Thursday, January 24, 2019

Acceptable forms of providing an escrow company your initial deposit funds or downpayment for a real estate purchase...

So there is a first time for everything, and this week a client asked me something I have never before been asked: if he can send his downpayment funds via Venmo. In the age of money transfer apps, that is a totally legit question.

For those of you who don't know, Venmo is a popular money sending/transferring app. My husband and I have a Venmo account...and our most frequent use for Venmo? Loaning his 20 and 23-year old sons gas money every once in a while, or occasionally reimbursing a friend or colleague for a meal. There are other money sending apps -- PayPal is sort of the "old school" one, and some banks offer a feature called Zelle that essentially does the same thing. There are probably other ones too. 

These apps can be super convenient obviously, but will escrow companies (the neutral 3rd party that facilitates the transfer of title and handles the funds) accept funds transfers from them for initial deposits and downpayments for real estate purchases? The answer is -- NO. They will not.

And you might wonder why...well for one, you cannot just walk a bag of cash into an escrow company either. Escrow companies are themselves financial institutions, which in California at least are heavily regulated, usually by the California Department of Business Oversight. Venmo by its own admission is not set up for business transactions. Additionally, the amounts typically involved in real estate transactions to purchase homes or investment properties tend to be pretty large. Most of these apps have daily or weekly limits that prevent transfers in excess of a few hundred or a few thousand dollars. And with that, while I believe Venmo transactions may be free if linked directly to a bank account, many of these accounts charge significant transaction fees -- up to a few percent. If you were to send your $75,000 downpayment via one of these apps, the sender or recipient might be charged a couple thousand dollars in these fees alone.

These accounts are often linked with credit cards, so I am not sure it is advisable to "charge" your downpayment. In fact I am sure your lender would not like this at all as it could significantly change your loan debt-to-income ratio. Security of these transactions is potentially also a concern. While transactions are probably encrypted, it is not difficult for hackers to hijack a phone where the app lives, or what if you physically lose your phone logged into your app's account with a large fund balance awaiting transfer? Additionally, when sending or receiving funds via Venmo, your transaction history is public. Do you want the world to know you just sent a large sum of money to an escrow company? Also, funds on deposit at banks are FDIC insured and funds that live in these apps are not. 

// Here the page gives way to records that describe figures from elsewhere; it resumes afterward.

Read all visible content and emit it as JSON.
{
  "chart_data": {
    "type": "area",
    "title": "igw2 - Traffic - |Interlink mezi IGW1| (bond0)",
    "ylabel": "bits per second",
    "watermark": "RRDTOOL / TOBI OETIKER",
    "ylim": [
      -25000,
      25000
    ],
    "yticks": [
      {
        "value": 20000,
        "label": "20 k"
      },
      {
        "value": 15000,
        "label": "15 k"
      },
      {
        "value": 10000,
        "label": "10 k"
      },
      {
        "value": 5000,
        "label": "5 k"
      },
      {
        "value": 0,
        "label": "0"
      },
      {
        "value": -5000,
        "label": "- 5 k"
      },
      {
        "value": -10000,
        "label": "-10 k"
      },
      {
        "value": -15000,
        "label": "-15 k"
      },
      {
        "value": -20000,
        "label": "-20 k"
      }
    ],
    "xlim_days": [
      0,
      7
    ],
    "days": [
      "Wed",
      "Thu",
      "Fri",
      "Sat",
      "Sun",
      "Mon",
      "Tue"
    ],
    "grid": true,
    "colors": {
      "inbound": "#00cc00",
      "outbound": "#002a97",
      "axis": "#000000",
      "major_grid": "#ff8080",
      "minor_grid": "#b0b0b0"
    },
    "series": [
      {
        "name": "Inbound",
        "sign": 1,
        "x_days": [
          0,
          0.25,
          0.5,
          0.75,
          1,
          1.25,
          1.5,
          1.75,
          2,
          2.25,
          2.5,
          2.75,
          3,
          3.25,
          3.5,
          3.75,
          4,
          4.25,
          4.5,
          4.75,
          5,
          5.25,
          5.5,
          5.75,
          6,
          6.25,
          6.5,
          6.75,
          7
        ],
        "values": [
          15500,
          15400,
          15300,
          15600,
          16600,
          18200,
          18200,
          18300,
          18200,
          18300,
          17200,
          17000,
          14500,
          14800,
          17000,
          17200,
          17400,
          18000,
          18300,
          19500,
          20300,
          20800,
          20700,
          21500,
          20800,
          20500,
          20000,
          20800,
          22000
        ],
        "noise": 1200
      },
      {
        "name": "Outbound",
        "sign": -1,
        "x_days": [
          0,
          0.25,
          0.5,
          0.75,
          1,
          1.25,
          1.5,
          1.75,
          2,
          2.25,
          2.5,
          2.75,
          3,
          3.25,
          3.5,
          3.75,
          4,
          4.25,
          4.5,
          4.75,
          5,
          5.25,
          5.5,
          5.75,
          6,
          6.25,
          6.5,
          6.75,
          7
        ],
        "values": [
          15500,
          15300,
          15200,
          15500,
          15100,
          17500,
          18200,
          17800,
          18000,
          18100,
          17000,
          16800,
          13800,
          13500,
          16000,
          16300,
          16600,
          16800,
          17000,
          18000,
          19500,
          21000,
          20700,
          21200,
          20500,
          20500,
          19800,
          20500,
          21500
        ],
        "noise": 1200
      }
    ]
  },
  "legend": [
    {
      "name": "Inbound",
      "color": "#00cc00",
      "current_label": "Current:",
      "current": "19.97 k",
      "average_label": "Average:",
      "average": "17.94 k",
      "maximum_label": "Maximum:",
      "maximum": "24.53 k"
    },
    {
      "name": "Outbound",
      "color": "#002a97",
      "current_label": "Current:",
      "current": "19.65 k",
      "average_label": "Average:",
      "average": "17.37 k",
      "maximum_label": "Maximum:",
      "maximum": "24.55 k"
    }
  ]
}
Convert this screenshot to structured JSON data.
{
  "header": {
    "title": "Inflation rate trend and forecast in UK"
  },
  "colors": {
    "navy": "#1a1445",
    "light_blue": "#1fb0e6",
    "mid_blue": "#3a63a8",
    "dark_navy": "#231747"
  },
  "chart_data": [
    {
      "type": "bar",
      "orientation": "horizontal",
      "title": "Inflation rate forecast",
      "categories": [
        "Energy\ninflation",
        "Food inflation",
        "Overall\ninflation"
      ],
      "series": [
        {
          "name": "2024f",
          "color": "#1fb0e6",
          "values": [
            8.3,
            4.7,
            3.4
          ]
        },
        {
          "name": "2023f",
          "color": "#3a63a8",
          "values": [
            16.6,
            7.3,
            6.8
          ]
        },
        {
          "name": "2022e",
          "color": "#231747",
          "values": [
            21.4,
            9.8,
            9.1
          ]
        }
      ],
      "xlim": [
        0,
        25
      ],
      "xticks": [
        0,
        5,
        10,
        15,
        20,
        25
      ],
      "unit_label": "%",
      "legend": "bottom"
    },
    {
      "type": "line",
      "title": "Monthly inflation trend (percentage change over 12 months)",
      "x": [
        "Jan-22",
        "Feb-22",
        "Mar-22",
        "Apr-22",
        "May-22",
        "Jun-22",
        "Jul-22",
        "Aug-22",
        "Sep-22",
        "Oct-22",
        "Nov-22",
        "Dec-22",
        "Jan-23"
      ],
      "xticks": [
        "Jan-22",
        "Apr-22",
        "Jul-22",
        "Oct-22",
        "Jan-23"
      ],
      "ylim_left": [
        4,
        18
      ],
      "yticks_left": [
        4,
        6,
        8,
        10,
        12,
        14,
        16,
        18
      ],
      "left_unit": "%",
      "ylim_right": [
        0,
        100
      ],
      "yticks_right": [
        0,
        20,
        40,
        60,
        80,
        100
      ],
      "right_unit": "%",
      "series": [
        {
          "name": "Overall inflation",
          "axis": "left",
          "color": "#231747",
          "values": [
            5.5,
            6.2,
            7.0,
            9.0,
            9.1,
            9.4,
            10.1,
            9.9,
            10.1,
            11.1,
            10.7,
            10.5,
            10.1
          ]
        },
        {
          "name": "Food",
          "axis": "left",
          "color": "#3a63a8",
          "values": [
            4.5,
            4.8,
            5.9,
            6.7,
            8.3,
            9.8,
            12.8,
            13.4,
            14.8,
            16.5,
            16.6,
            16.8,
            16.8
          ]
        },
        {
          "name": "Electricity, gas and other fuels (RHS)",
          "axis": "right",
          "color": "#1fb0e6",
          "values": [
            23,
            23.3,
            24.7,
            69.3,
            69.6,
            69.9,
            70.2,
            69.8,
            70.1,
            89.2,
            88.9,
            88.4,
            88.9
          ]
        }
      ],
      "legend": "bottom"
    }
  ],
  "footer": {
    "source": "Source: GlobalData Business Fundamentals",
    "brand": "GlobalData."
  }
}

Your best bet -- physically walk into your local bank or credit union branch and arrange for a wire transfer of your funds to the escrow company. Depending on your account type, these wire transfers may be free, or you may be charged a small fee of perhaps $25-$35. You may also obtain a cashier's check from your bank and walk that into an escrow company

While these bugs with money transfer apps may be worked out sometime in the future, for now I do not anticipate escrow companies to rush out and create Venmo, PayPal, Zelle, or other accounts. But perhaps this is something to consider as attitudes and culture shifts.